Weil Diarrhoe in den meisten Fällen auch ohne medikamentöse Behandlung verschwindet, ist die Einnahme von Medikamenten nicht immer sinnvoll. Es gibt aber Medikamente aus medizinischer Kohle und mit dem Wirkstoff Loperamid, die einen Durchfall schnell stoppen können. Verabreicht werden diese Medikamente, wenn ein schwerer Durchfall einen sehr hohen Flüssigkeitsverlust verursacht oder eine längere Reise ohne Möglichkeit einer WC-Pause geplant ist.

Wirkungsvoll gegen Diarrhoe sind auch Probiotika. Laktobazillen, Hefepilze und Bifidobakterien unterstützen die Darmflora bei der Wiederherstellung des natürlichen Gleichgewichts. Diese Therapie mit Probiotika kann auch bei Kleinkindern angewendet werden.

6) Hausmittel gegen Diarrhoe

Heidelbeeren, Brombeerwurzeln und Schwarzer Tee mit Salz und Zucker sind beliebte Hausmittel gegen Diarrhoe. Auch der in Äpfeln und Möhren enthaltene Wirkstoff Pektin lindert Durchfallerkrankungen. Als sehr wirksam gilt eine Rohapfeldiät. Reiben Sie einen gewaschenen Apfel samt Schale und beträufeln Sie diese Apfelmahlzeit mit Zitronensaft. Nehmen Sie diese Mahlzeit fünf Mal täglich ein.

Zudem lässt sich aus Heidelbeeren und Branntwein eine symptomhemmende Tinktur herstellen. Legen Sie 250 Gramm Heidelbeeren in einem Liter Branntwein ein und verdünnen Sie einen Löffel dieser Tinktur in einem Glas Wasser. Bei einer akuten Diarrhö sollte diese Tinktur drei Mal täglich eingenommen werden.

7) Alternative Medizin

Auch die Homöopathie kennt zahlreiche Mittel gegen Durchfall. Bei Lebensmittelvergiftungen wird Weißes Arsenik (Arsenicum Album) verabreicht. Mit Kockelskörnern (Cocculus) werden Reisedurchfallerkrankungen behandelt.

In der Akupunktur liegt auf der Bauchdecke der Akupunktur-Punkt M24, der bei der Behandlung von Durchfall eine wesentliche Rolle spielt.

8) Chinesische Medizin

In der chinesischen Medizin (TCM) wird nicht der Darm als Ursprung von Durchfallerkrankungen angesehen.
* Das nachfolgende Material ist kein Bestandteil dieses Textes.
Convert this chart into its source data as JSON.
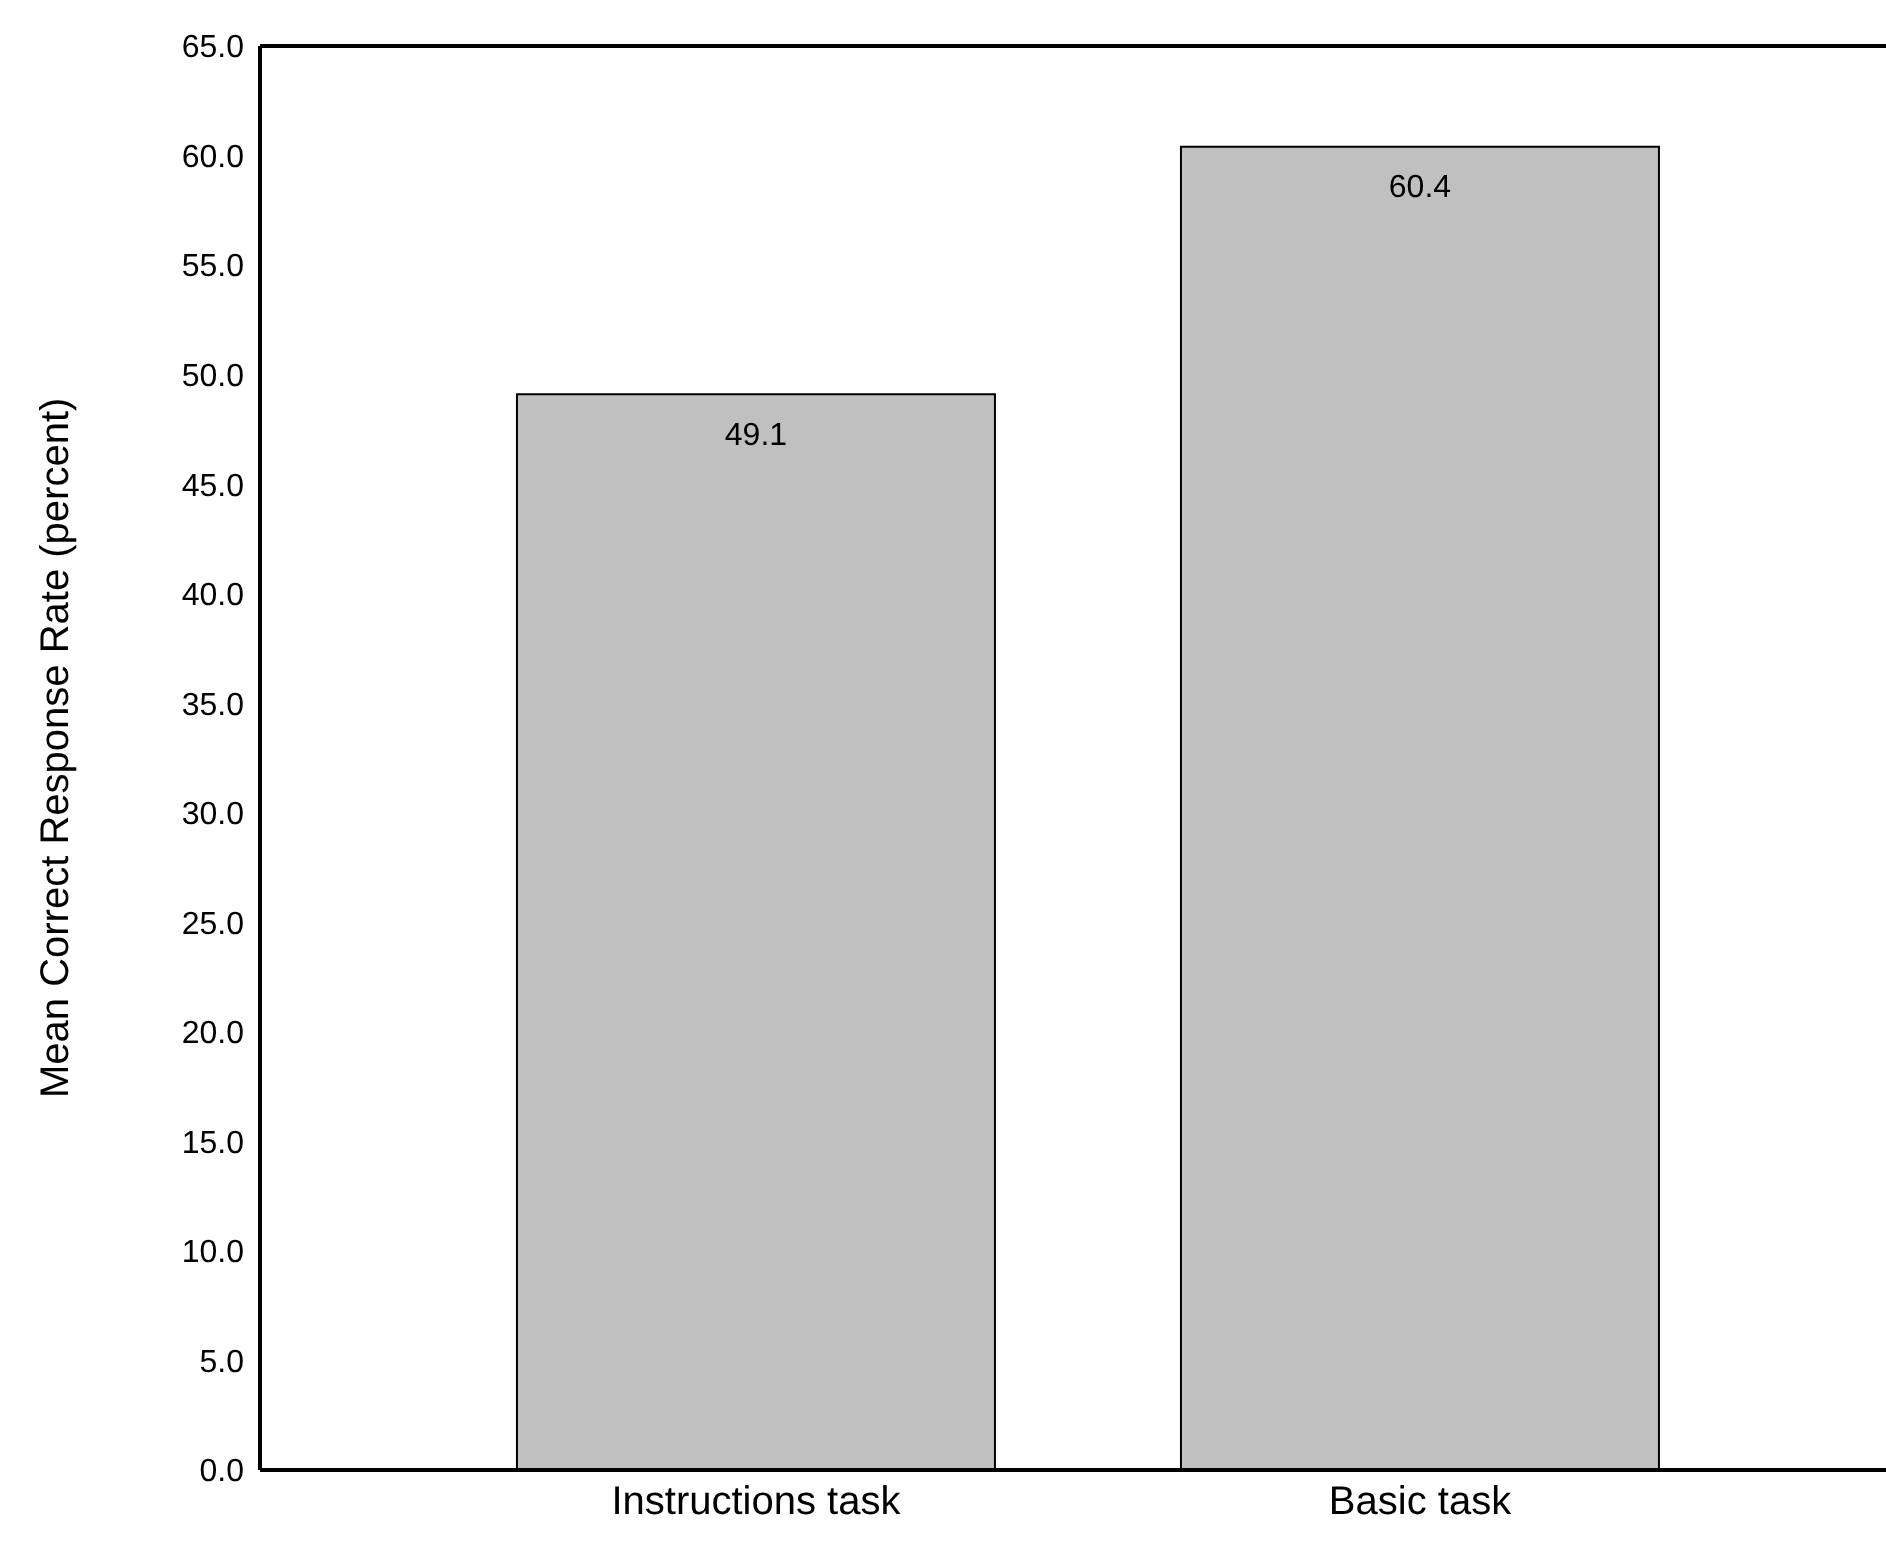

Man konzentriert sich auf Milz, Leber und Nieren. Der TCM-Therapeut entwickelt eine auf den Patienten abgestimmte Behandlung. Bestandteile dieser Therapie können Massagen, Akupunktur, Akupressur und Atemübungen sein. Auch die Behandlung „Moxibustion“ kommt zum Einsatz. Der Therapeut berührt mit einer Kräuterzigarre bestimmte Stellen des Körpers.